Une fois dans l'ascenseur, Juliette et Olivia mirent ensemble la clé dans la serrure et appuyèrent sur le bouton du sous-sol. Dans un ronflement sourd, l'ascenseur se mit à descendre et s'arrêta quelques secondes plus tard, s'ouvrant sur un couloir éclairé. Se tenant la main, elles avancèrent en silence et entrèrent dans une grande pièce circulaire, au décor moderne. Un bureau de ministre trônait au centre, et face à lui, le mur était tapissé d'une centaine d'écrans de télévisions.
— Tu crois qu'elle surveille les chambres ? chuchota Olivia, avant de réaliser qu'elle n'avait aucune raison de parler aussi doucement.
Juliette haussa les épaules, avant de s'approcher du mur d'écran, bientôt imitée par Olivia
— C'est bizarre je ne reconnais pas les chambres de l'hôtel, dit Juliette.
Soudain, Olivia poussa un petit cri et pointa un écran du doigt. Il y avait un œil bleu en gros plan sur cet écran. Juliette ne put réprimer un frisson. L’œil bleu recula et il s'avéra que son propriétaire était une petite fille. Or, il n'y avait aucun enfant dans l'hôtel. Juliette examina les écrans de plus près.
— Je crois que ce sont des chambres d'enfants, dit-elle.
— Bien vu, répondit une voix féminine inconnue derrière elle, avant de fermer la porte du bureau d'un coup sec.
Barbie venait de faire son apparition. Olivia étouffa un cri.
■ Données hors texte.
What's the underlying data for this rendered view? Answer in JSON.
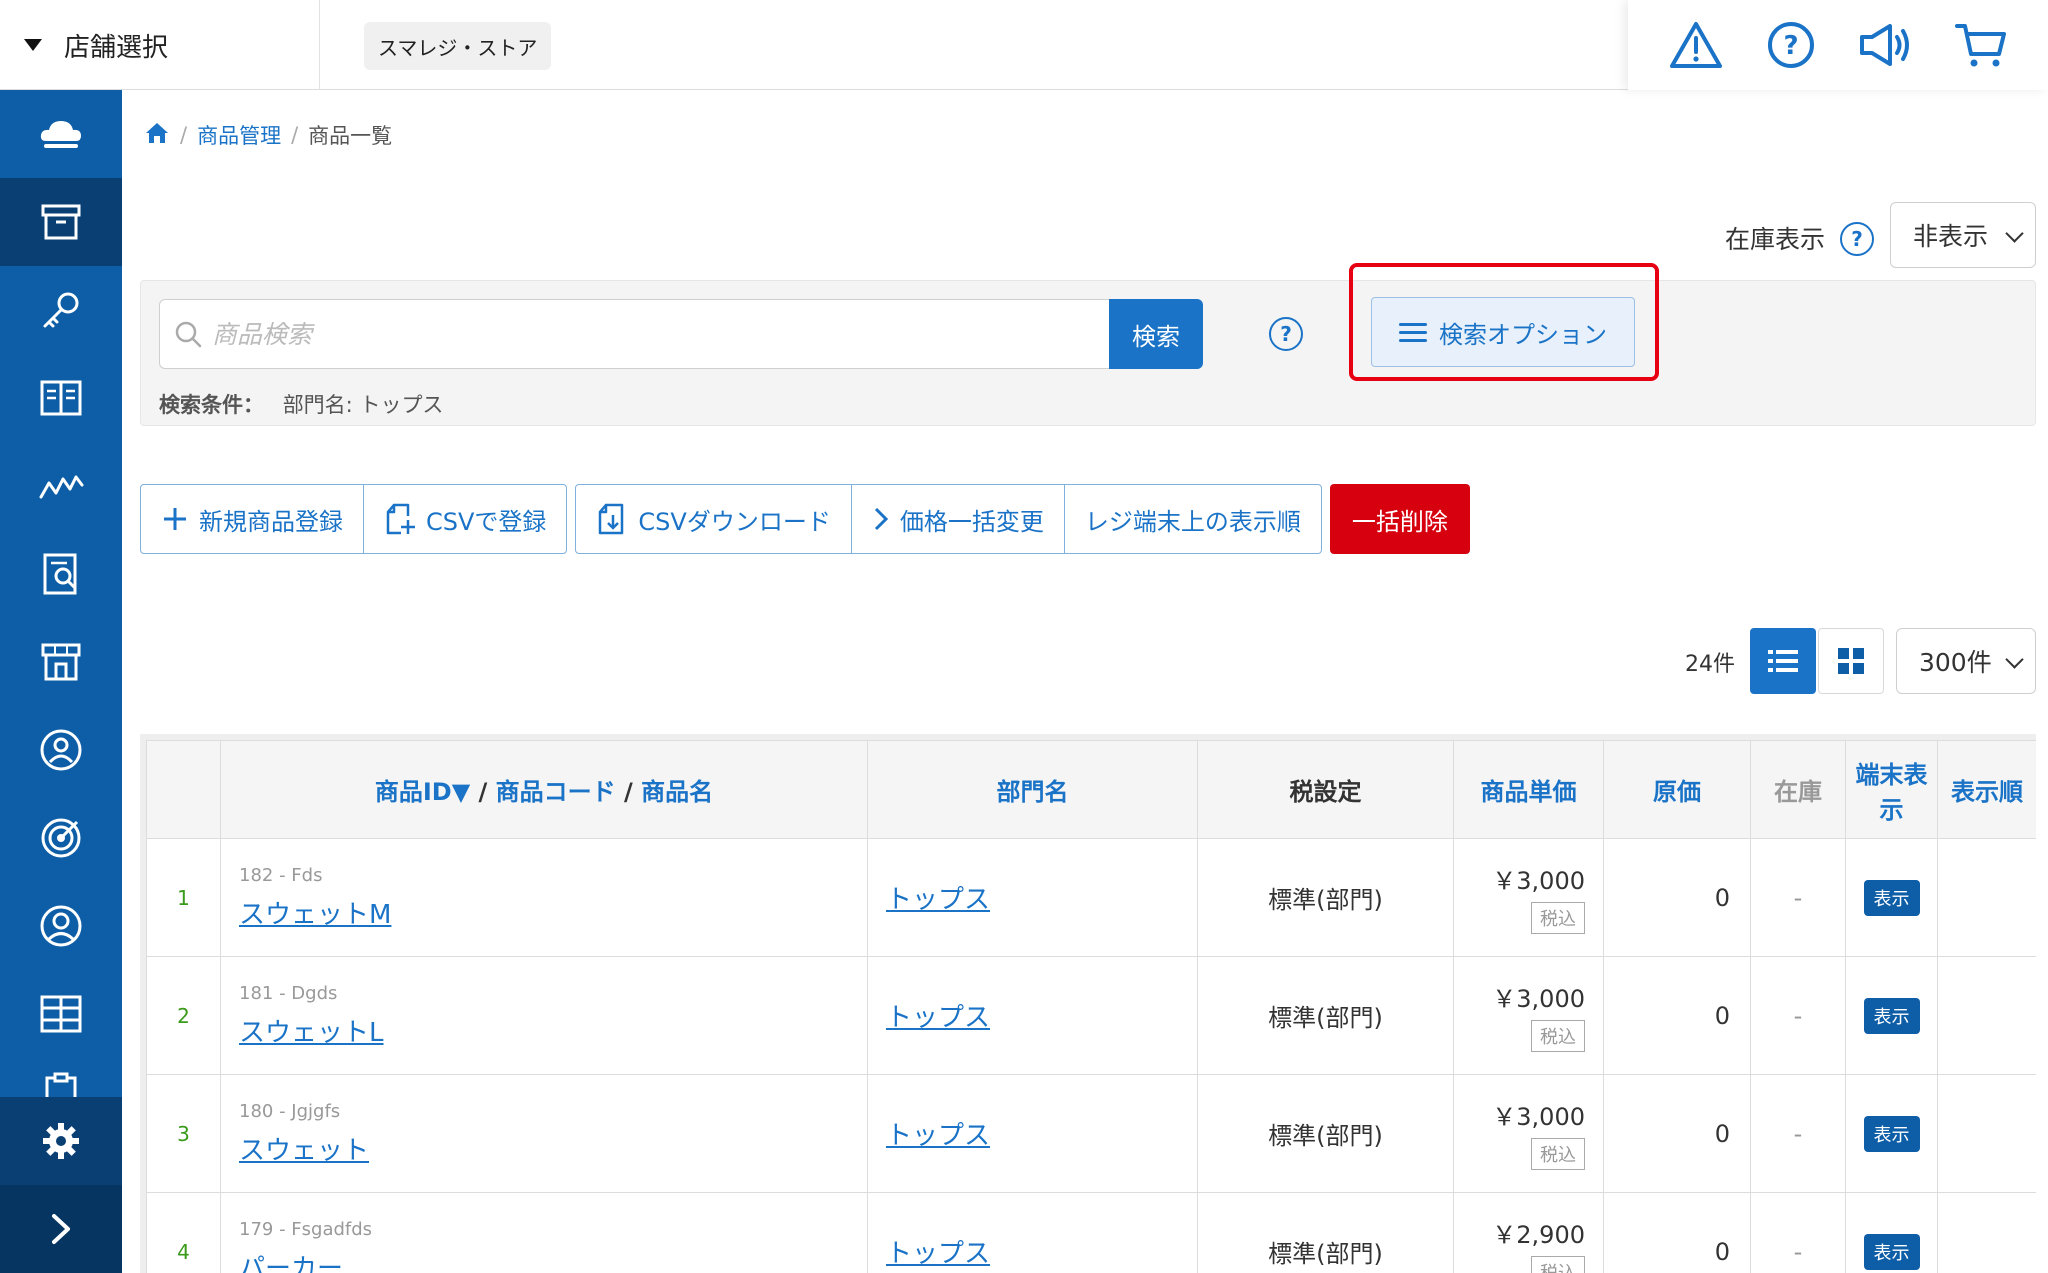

Les murs de la pièce se mirent à tourner comme une grande roue horizontale. Le plafond commença à se liquéfier en même temps que la pièce s'assombrissait, laissant place à un nuage noir bouillonnant.
— Libérez-nous, cria Juliette, faisant fi de son cœur qui tambourinait dans sa poitrine. Nous n'avons rien fait de mal, vous n'avez pas le droit de...
— Vous pensez que c'est moi qui décide de qui vient ici ? répondit Barbie d'une voix glaciale. Non. Ce sont tous les enfants que vous voyez là, dit-elle en pointant du doigt les écrans. Ce sont eux qui ont pris la décision de se libérer une fois pour toute de leurs bourreaux. Des bourreaux qui ont échappé à la justice. Des bourreaux avec lesquels le système les renvoient gentiment à la maison. Moi je donne une porte de sortie à ces enfants, sous la forme d'une clé. Et quand ils tournent la clé, les rôles sont inversés. Les bourreaux deviennent des pantins, dans une maison de poupée.
— Mais nous n'avons rien fait, répéta Juliette, d'une voix nettement moins assurée.
— Vraiment ? Voyons, dit Barbie alors qu'un trou en forme de tornade s'ouvrait dans le nuage au-dessus de la tête de Juliette.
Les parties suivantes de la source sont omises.